Why a Skills Marketplace Matters for AI Ecosystems
The absence of a dedicated skills marketplace hampers the growth, security, and monetization of AI skills, delaying widespread enterprise adoption and ecosystem development. A well-structured marketplace could become the core infrastructure for AI customization, enabling organizations to package, share, and monetize their expertise, thus capturing significant value in the AI stack. Companies that establish this layer early could secure a defensible position in the post-model-commoditization era, shaping future AI deployment and innovation.The Evolution of AI Skills Infrastructure
Since late 2025, the AI skills ecosystem has rapidly developed around an open standard, with multiple reference implementations and discovery directories. The standard, published at agentskills.io, allows skills to be portable and reusable across different models and runtimes. Major AI providers like Anthropic and OpenAI have adopted the format, but the market has yet to build a dedicated platform for buying, selling, or vetting skills. The ecosystem remains fragmented, with discovery limited to community repositories and no monetization channels.

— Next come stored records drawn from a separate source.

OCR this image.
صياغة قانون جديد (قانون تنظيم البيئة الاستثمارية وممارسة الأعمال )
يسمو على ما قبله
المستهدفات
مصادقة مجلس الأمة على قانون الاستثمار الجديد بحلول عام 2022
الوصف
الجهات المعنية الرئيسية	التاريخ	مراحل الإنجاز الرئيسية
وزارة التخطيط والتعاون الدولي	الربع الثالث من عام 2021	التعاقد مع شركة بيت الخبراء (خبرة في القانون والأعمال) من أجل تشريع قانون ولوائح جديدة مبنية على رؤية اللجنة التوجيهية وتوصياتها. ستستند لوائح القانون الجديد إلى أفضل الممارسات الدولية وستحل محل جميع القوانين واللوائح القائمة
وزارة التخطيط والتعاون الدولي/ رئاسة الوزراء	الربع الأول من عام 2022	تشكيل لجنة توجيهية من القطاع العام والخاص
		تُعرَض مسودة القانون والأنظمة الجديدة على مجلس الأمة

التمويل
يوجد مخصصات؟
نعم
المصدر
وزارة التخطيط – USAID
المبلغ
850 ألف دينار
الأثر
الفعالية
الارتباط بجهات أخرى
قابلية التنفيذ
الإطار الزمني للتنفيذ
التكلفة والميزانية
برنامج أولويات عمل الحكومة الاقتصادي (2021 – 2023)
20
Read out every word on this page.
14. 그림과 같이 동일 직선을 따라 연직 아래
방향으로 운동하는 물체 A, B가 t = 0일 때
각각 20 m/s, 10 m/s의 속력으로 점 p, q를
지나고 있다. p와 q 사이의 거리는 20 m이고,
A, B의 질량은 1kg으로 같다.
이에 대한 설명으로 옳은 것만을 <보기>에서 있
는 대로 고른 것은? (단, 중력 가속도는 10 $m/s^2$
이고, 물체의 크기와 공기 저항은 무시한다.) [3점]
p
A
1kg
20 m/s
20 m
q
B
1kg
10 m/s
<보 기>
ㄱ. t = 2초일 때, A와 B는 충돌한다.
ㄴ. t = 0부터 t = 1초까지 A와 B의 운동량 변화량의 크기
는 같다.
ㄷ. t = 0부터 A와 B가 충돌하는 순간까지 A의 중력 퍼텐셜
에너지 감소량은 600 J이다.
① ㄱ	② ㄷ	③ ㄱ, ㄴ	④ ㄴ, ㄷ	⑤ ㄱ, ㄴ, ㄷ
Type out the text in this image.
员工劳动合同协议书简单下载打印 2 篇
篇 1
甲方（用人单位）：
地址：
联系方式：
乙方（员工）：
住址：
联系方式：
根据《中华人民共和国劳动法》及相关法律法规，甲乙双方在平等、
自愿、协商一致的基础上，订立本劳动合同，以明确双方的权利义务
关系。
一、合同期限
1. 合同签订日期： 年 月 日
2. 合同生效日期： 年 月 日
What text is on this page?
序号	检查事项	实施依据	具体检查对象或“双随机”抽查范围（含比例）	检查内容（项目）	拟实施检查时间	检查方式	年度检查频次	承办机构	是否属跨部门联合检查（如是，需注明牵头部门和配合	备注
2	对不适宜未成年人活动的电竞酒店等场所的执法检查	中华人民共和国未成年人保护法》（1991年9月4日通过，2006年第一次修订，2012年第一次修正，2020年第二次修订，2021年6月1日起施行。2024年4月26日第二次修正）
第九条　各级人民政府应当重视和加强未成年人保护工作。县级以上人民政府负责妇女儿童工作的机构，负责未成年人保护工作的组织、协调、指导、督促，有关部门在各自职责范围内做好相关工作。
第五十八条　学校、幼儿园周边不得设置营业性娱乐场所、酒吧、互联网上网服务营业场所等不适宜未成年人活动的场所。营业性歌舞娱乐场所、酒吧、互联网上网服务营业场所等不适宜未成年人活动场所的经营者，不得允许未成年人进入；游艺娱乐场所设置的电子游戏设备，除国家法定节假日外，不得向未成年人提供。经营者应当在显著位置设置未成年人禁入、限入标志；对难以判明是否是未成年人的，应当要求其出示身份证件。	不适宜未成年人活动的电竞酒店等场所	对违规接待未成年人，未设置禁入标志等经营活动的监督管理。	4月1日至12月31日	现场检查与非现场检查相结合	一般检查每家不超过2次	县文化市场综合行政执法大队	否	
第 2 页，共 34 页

This landscape reflects a broader shift in AI infrastructure, where the model itself is becoming commoditized, and the value shifts toward reusable, organizational, and customer-specific artifacts—skills—that can survive model swaps. The next step is establishing a marketplace that can support security, verification, discovery, and monetization at scale.
“The marketplace layer does not exist yet, despite the open standard and reference implementations. This is the critical gap that companies can capitalize on.”
— Thorsten Meyer
Unresolved Challenges in Building the Marketplace
It is still unclear which company or ecosystem will take the lead in building the first comprehensive AI skills marketplace. Questions remain about how to implement vetting, security, monetization, and cross-surface portability at scale. The regulatory and enterprise compliance implications are also still evolving, and it is uncertain how quickly these barriers will be addressed.
Next Steps for Ecosystem Development
Within the next 9 to 18 months, expect efforts from smaller firms and startups to attempt building the first viable marketplace layer, leveraging the open standard. Major AI providers may also introduce their own marketplaces or integrations. Key milestones include establishing vetting processes, security audits, and monetization models, which will determine the ecosystem’s future shape and dominance.
Key Questions
Why is there no marketplace for AI skills yet?
While the open standard and reference implementations exist, the ecosystem lacks a dedicated platform that offers discovery, vetting, security, and monetization. Building such a marketplace involves technical, security, and business challenges that have yet to be fully addressed.
Who is most likely to build the first AI skills marketplace?
Smaller startups or niche ecosystem players are currently best positioned to develop the initial marketplace, given their agility and focus. Larger providers may launch their own platforms later, once the ecosystem proves viable.
What are the main barriers to creating a skills marketplace?
Key barriers include establishing trust through vetting and security, developing monetization models, ensuring cross-surface portability, and managing enterprise compliance and security standards.
How will a skills marketplace impact AI adoption in enterprises?
A dedicated marketplace would streamline discovery, verification, and deployment of skills, reducing friction and increasing enterprise confidence. This could accelerate AI integration across industries and enable organizations to monetize their expertise.